I pulled my skirts away from Diprose’s face; his skin had blistered around his nose and mouth. His eyes were glazed; I pulled his eyelid upwards, and prodded his eyeball.

‘No, he’s gone.’

Din relinquished his grip on the spear; Diprose’s body hit the floor, and lolled over the tiger. And I knew then that I had done the wrong thing; I would never be able to kill him now, a sleeping man, in cold blood. A curse on Sir Jocelyn. Possibly this had been his intention all along.

Sir Jocelyn. What would he do to me now? Would he let me make my escape, for Diprose only to find me and kill me in anger at a later date? Or would he finish me off? As I thought of the Devil, he sauntered out of the shadows, and knelt down next to Diprose. He felt for his pulse. ‘He has, indeed, gone, Mrs Damage. He is dead. Congratulations. You have killed him after all.’
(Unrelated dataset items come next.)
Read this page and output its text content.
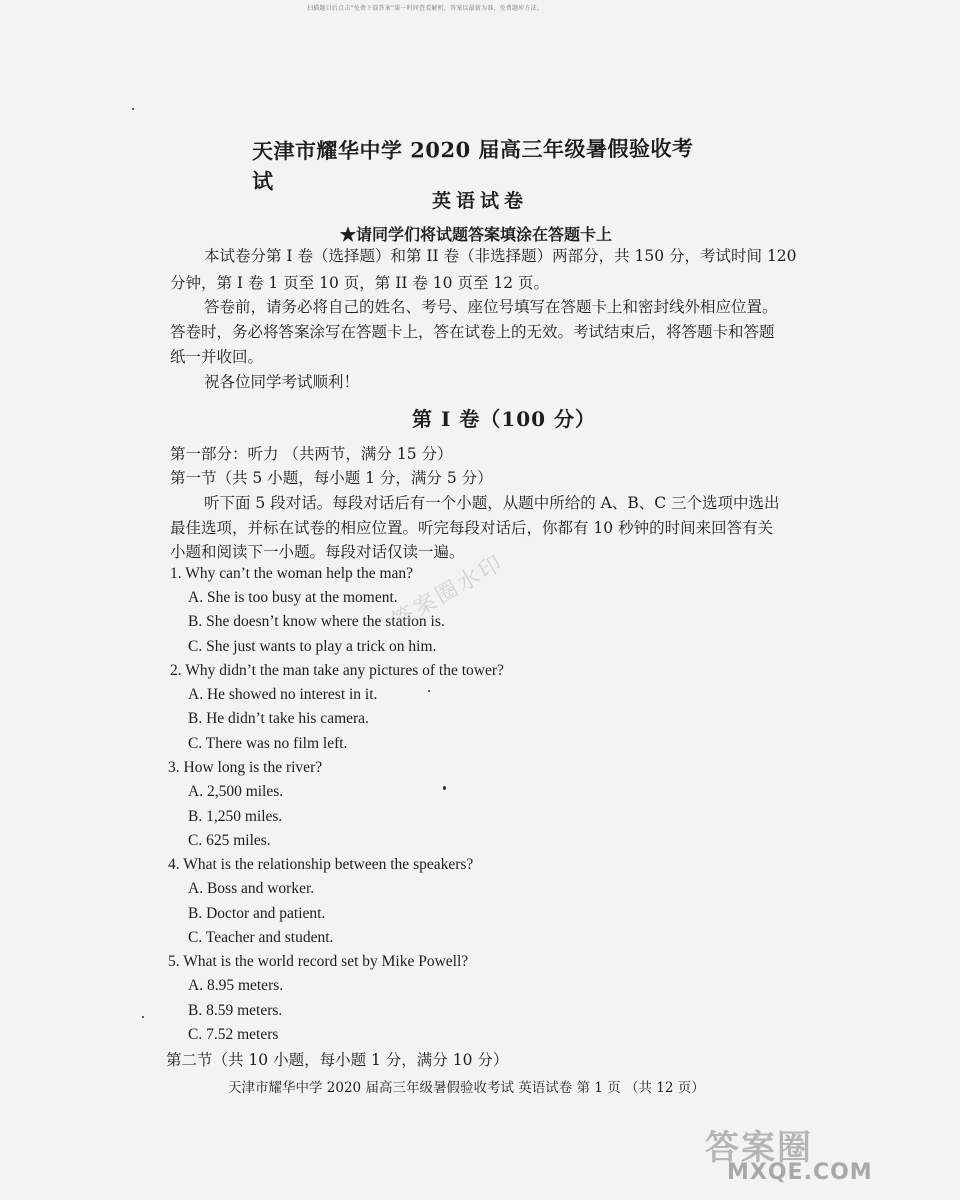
扫描题目后点击“免费下载答案”第一时间查看解析，答案以最新为准，免费题库方法。
天津市耀华中学 2020 届高三年级暑假验收考试
英语试卷
★请同学们将试题答案填涂在答题卡上
本试卷分第 I 卷（选择题）和第 II 卷（非选择题）两部分，共 150 分，考试时间 120
分钟，第 I 卷 1 页至 10 页，第 II 卷 10 页至 12 页。
答卷前，请务必将自己的姓名、考号、座位号填写在答题卡上和密封线外相应位置。
答卷时，务必将答案涂写在答题卡上，答在试卷上的无效。考试结束后，将答题卡和答题
纸一并收回。
祝各位同学考试顺利！
第 I 卷（100 分）
第一部分：听力 （共两节，满分 15 分）
第一节（共 5 小题，每小题 1 分，满分 5 分）
听下面 5 段对话。每段对话后有一个小题，从题中所给的 A、B、C 三个选项中选出
最佳选项，并标在试卷的相应位置。听完每段对话后，你都有 10 秒钟的时间来回答有关
小题和阅读下一小题。每段对话仅读一遍。
1. Why can’t the woman help the man?
A. She is too busy at the moment.
B. She doesn’t know where the station is.
C. She just wants to play a trick on him.
2. Why didn’t the man take any pictures of the tower?
A. He showed no interest in it.
B. He didn’t take his camera.
C. There was no film left.
3. How long is the river?
A. 2,500 miles.
B. 1,250 miles.
C. 625 miles.
4. What is the relationship between the speakers?
A. Boss and worker.
B. Doctor and patient.
C. Teacher and student.
5. What is the world record set by Mike Powell?
A. 8.95 meters.
B. 8.59 meters.
C. 7.52 meters
第二节（共 10 小题，每小题 1 分，满分 10 分）
天津市耀华中学 2020 届高三年级暑假验收考试 英语试卷 第 1 页 （共 12 页）
答案圈水印
答案圈
MXQE.COM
Din reached for me, but I would not be held. I waited for Sir Jocelyn to say something, but he did not. Presumably he would now send someone to Scotland Yard. I would be hanged for murder. The inevitability of it stretched out before me. Whatever my claims, who would believe a woman and a black man over a Knight of the Realm? I had killed a man.

‘Go to my room, clean yourselves up,’ he said, with a calmness that terrified. He opened the door for us himself, and led us down the corridor into a room with pale blue walls. It had a bath in it, and a sink, and a pan with a cistern hung above it on the wall. Din and I stood in the middle of it all, and dared not move.

‘Here.’ Sir Jocelyn handed us both a small flannel square, and a white towel. ‘Come now, act quickly.’ Still we did not move. We watched as Sir Jocelyn turned the taps, and the steam rose from the water to fill the room.